In the Mexican city of Merida, at the entrance to the Siglo XXI congress center near the Grand Mayan Peace Museum, a monument to the Russian scientist Yuri Knorozov. The scientist is depicted in full growth with his beloved cat Asya in his arms. It was her scientist who even tried to co-author her works.
A plaque with the dates of the scientist's life, a reminder of his discovery and the words spoken by Knorozov during the presentation of the Order of the Aztec Eagle for exceptional services to Mexico were fixed on the pedestal: "I am always a Mexican by heart". The sculpture was based on the photos of the Mexican sculptor Reinaldo Bolio Suarez (Pacelli). The opening ceremony was attended by Knorozova's apprentice doctor of sciences Galina Ershova, who said that her teacher "seems to be returning to Mexico, because he is very respected and loved here".
The appearance of the monument to Knorozov in front of the Mayan Peace Museum is not accidental. In Mexico, the Russian scientist is treated with great respect - he managed what the linguists of the whole world could not do for more than one hundred years - decipher the writing of the natives of Mexico and Guatemala-Maya. It was his work that marked the high award of the Government of Mexico. In Guatemala, Knorozov was awarded the Grand Gold Medal of the President of Guatemala.

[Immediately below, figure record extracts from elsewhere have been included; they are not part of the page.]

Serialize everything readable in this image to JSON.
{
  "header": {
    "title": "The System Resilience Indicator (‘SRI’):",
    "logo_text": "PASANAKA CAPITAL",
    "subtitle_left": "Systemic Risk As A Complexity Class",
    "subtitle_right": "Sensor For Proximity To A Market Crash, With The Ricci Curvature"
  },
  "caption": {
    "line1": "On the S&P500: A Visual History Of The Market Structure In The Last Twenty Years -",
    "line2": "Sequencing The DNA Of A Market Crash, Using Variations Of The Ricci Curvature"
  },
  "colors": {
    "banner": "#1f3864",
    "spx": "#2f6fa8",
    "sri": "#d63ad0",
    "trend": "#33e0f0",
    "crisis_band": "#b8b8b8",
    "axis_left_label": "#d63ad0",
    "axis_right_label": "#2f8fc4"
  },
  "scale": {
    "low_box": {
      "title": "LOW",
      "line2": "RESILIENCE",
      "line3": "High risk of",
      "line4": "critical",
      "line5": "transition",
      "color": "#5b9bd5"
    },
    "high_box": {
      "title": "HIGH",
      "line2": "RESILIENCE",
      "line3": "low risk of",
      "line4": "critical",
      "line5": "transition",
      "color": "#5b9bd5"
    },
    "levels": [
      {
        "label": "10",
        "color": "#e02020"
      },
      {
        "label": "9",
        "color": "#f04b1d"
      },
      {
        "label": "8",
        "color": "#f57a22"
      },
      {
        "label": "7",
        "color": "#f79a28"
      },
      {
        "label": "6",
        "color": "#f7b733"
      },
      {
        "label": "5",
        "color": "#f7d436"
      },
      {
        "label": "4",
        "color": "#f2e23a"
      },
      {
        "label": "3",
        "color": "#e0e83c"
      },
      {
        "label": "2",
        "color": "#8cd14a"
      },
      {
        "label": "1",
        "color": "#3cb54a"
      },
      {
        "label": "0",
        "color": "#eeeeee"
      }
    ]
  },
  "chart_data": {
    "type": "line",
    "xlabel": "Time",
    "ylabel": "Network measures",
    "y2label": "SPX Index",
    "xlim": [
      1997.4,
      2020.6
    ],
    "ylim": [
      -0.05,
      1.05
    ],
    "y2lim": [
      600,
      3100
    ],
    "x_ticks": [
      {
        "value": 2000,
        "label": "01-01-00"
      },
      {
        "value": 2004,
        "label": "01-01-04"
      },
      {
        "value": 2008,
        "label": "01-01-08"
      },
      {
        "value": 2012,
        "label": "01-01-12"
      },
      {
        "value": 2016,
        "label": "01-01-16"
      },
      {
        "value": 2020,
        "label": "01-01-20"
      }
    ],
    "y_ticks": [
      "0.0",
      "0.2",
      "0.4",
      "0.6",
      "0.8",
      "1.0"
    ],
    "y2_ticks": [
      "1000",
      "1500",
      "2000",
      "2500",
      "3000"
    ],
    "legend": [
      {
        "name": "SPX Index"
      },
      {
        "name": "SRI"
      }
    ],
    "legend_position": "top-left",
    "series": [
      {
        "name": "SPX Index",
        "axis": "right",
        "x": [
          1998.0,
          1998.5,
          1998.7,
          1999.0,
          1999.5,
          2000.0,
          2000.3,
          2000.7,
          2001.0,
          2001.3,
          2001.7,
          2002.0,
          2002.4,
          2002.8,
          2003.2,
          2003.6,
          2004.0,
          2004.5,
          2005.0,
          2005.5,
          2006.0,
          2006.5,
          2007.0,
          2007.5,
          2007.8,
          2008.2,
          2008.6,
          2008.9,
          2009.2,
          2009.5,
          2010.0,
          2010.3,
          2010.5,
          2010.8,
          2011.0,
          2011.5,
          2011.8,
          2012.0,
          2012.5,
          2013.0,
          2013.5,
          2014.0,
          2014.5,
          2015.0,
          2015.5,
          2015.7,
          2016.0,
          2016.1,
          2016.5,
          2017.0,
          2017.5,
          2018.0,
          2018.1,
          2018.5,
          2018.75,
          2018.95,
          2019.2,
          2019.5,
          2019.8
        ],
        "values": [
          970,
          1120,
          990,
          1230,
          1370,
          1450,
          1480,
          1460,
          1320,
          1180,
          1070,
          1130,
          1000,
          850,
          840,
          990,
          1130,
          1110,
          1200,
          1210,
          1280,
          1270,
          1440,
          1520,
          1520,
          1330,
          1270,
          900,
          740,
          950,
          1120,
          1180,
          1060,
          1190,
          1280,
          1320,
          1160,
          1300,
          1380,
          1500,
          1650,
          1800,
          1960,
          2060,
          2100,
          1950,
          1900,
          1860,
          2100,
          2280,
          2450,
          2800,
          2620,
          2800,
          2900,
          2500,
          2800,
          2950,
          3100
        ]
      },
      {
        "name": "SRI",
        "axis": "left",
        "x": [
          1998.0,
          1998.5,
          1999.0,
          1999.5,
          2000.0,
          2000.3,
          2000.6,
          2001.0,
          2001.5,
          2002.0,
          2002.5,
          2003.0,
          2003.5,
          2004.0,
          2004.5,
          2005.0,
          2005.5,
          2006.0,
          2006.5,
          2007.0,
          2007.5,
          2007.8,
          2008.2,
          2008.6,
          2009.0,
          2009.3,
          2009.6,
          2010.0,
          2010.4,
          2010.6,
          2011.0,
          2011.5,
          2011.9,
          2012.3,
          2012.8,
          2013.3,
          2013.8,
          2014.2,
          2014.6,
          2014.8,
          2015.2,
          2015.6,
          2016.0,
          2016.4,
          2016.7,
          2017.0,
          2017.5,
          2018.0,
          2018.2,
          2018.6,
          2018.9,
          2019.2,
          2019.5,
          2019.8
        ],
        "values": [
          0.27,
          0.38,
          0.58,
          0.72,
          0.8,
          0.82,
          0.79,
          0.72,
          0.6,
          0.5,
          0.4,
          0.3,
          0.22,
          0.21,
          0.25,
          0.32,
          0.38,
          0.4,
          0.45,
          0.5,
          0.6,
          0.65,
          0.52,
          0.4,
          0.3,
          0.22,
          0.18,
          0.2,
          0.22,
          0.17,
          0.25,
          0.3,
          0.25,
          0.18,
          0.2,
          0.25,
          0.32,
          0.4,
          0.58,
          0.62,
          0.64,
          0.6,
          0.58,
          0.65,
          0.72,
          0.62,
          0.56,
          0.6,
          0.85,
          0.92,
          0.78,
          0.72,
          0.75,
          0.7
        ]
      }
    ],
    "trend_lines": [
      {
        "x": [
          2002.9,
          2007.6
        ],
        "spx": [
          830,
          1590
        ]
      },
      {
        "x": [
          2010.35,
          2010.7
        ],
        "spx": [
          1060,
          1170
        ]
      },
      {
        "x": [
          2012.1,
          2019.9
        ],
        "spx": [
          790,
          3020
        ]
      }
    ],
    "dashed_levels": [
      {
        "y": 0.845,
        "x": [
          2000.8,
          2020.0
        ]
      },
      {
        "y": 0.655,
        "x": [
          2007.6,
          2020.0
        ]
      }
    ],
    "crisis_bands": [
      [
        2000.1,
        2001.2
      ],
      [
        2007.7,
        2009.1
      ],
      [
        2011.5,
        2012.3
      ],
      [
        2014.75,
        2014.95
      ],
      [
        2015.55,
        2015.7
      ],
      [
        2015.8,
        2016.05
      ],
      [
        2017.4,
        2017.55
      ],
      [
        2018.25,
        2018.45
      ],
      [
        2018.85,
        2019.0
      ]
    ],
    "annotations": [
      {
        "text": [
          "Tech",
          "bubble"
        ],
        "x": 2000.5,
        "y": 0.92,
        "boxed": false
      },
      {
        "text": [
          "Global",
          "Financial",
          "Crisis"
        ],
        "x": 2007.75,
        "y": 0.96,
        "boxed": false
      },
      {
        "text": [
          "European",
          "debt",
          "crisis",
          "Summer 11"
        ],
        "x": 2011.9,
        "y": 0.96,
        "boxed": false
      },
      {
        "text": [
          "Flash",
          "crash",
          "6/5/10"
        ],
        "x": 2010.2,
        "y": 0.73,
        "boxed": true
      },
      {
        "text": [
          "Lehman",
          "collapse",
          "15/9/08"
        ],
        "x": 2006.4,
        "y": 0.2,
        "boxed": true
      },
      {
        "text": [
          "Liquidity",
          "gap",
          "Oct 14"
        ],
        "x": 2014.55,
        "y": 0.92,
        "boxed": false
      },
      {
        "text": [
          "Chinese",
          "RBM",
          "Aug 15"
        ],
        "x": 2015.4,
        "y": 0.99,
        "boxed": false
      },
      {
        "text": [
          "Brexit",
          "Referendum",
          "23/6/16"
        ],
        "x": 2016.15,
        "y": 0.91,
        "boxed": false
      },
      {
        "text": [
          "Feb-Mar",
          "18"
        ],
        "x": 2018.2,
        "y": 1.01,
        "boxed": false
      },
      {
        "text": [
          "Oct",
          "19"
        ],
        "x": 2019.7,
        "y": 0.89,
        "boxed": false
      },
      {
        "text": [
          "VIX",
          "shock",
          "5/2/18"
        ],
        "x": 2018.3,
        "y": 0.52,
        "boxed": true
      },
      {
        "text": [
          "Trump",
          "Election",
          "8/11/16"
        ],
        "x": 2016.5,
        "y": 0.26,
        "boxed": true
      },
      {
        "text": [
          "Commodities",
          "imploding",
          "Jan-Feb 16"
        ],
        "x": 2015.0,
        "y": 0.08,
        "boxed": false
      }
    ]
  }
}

The Mayan writing is a set of pictures depicting creatures with brutal grimaces. One of the researchers of the mysterious drawings, more reminiscent of comics, eventually wrote an article entitled "Deciphering the Maya letter is an insoluble problem". This article, which caught the eye of the student of the historical faculty of Moscow State University Yuri Knorozov, and was the starting point, spurred the excitement of the researcher. Knorozov was a descendant of a highly educated intelligent family. He failed to become an officer, like his father and older brothers. Dismissed health. During the war, like all students of Kharkov State University, digging trenches, then there was occupation and life in the shed. In February 1943, he took his mother and sister across the front line to Voronezh and came to the military enlistment office. However, he was again found unfit for service in the army. Then he went to Moscow, and resumed his studies at the Department of Ethnography of the Faculty of History of Moscow State University.
Then he got an article about the impossibility of reading the texts of the Maya. And the prohibition of the leading American linguist Erik Thompson, superimposed on this subject, the young scientist was of little interest. In postgraduate study he was not accepted, because during the war the family was in the territory occupied by the enemy. Even the largest at that time ethnographers Sergey Tolstov and Sergey Tokarev could not help. For the same reason Knorozov was long and forbidden.